Boris Bernhardt wins CAN's 2022 New Investigator Award
Together with Dr. Birgit Frauscher, Bernhardt co-directs The Neuro’s new Centre of Excellence in Epilepsy
Since joining The Neuro in 2016, Boris Bernhardt, PhD, Assistant Professor of Neurology and Neurosurgery, has published pioneering research on the organization and development of the healthy brain. His achievements have been recognized this week by the Canadian Association for Neuroscience, who have awarded him the 2022 New Investigator Award.
Prof. Bernhardt is recognized internationally for his research that seeks to better understand human brain organization, brain development, and neural mechanisms of human cognition across different spatial and temporal scales. His research integrates cutting edge in vivo neuroimaging, network science, histology, and transcriptomics approaches. He is one of the pioneers of an emerging system neuroscience field to study large-scale gradients – spatially organized patterns of brain microarchitecture, connectivity, and function– and to examine their role in human cognition. His research has contributed to the growing understanding of how multiscale network anomalies contribute to atypical brain function and cognitive difficulties in common conditions, notably in epilepsy and autism.

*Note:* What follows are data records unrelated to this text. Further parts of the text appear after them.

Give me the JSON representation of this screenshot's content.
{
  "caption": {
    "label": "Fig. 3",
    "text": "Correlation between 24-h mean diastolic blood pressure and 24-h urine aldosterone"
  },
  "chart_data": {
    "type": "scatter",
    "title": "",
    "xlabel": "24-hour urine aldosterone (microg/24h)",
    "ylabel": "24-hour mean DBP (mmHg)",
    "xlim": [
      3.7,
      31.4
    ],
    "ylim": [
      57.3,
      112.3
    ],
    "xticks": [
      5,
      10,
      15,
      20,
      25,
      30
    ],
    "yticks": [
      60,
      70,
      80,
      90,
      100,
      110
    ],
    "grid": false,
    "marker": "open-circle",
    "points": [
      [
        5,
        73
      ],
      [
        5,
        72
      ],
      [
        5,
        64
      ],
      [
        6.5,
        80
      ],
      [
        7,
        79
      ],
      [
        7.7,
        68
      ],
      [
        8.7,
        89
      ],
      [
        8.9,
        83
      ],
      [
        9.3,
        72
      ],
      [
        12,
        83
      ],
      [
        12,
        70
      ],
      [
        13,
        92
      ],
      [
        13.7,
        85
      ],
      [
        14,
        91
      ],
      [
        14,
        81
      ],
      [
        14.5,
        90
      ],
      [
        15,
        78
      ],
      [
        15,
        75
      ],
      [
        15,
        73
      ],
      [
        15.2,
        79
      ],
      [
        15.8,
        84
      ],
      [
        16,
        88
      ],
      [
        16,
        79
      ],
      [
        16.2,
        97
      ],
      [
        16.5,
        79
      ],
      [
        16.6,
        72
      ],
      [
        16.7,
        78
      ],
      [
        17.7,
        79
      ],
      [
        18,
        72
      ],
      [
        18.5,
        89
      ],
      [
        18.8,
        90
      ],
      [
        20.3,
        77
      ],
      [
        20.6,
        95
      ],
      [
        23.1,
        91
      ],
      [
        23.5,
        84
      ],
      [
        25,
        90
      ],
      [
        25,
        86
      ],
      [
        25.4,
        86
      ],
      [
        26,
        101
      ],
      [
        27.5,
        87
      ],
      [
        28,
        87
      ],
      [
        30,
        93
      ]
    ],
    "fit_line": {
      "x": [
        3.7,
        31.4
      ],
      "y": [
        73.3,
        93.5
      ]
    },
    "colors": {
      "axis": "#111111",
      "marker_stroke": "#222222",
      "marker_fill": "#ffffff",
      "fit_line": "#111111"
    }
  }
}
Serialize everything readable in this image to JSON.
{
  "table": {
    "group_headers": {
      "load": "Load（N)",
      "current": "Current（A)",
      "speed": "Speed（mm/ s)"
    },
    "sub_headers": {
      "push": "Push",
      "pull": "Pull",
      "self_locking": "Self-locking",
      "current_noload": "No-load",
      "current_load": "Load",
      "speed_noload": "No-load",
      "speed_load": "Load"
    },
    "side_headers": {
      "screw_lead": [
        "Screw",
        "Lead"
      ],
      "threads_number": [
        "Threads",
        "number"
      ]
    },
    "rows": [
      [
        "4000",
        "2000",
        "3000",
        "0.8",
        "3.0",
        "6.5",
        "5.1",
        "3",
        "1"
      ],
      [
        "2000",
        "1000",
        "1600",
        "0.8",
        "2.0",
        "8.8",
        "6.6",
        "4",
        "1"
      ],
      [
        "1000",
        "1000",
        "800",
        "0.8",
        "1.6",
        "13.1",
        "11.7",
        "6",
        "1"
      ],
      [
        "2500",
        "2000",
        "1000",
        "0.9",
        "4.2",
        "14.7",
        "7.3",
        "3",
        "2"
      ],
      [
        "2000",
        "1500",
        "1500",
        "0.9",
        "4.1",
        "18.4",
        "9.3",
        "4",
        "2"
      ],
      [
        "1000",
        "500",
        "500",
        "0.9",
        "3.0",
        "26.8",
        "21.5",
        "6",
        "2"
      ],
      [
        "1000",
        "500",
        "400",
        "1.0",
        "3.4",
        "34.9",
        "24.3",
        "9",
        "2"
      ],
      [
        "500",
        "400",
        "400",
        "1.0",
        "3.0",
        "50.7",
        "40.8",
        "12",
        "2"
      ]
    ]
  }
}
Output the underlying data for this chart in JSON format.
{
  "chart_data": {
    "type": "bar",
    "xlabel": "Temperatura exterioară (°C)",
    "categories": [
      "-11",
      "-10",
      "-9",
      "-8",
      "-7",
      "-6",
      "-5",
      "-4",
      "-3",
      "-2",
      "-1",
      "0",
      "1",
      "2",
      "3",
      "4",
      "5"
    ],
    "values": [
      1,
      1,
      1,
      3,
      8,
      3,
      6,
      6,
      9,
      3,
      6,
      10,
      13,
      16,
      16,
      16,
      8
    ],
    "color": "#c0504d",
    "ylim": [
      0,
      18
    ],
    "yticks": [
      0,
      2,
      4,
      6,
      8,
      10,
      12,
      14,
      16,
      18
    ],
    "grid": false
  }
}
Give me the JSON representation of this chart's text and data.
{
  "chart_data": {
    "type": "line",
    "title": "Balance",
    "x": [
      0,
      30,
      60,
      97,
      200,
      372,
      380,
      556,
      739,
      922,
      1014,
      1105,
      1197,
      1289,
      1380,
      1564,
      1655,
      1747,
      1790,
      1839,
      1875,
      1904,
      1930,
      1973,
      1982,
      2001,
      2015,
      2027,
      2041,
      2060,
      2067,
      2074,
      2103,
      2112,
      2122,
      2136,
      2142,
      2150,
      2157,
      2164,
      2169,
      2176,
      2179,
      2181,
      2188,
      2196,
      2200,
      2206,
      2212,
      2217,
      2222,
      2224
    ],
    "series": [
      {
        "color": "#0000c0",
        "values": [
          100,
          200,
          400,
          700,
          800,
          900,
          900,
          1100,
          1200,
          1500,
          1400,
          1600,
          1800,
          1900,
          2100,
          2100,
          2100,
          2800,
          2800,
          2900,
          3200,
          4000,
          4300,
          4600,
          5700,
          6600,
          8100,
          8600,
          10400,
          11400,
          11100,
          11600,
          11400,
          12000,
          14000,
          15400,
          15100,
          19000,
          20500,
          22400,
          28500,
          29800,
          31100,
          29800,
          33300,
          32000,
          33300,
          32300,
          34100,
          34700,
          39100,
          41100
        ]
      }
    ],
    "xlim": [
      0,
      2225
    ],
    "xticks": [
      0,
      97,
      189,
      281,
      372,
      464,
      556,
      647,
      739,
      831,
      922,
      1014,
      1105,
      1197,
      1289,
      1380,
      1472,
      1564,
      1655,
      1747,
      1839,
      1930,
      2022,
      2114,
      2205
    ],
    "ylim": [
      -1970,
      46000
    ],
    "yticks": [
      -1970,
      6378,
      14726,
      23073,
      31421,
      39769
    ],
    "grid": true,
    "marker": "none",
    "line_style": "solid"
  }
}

Prof. Bernhardt has published over 150 peer-reviewed papers, including multiple papers that his trainees published as first authors papers in top journals such as Nature Methods, Nature Communications, Science Advances, PNAS, eLife, PLoS Biology, and Neurology, together with multiple book chapters and more than 160 conference proceedings. He co-authored influential reviews on brain architectures relating to human cognition and affect in Nature Reviews Neuroscience and Annual Reviews of Neuroscience.
Together with Birgit Frauscher, MD, PhD, Associate Professor of Neurology, Prof. Bernhardt co-directs The Neuro’s new Centre of Excellence in Epilepsy, to advance care, research, and open science in epilepsy. His team is also an international leader in open neuroscience, and they have developed multiple widely used tools and datasets to enhance accessibility, reproducibility, and transparency of multiscale neuroinformatics.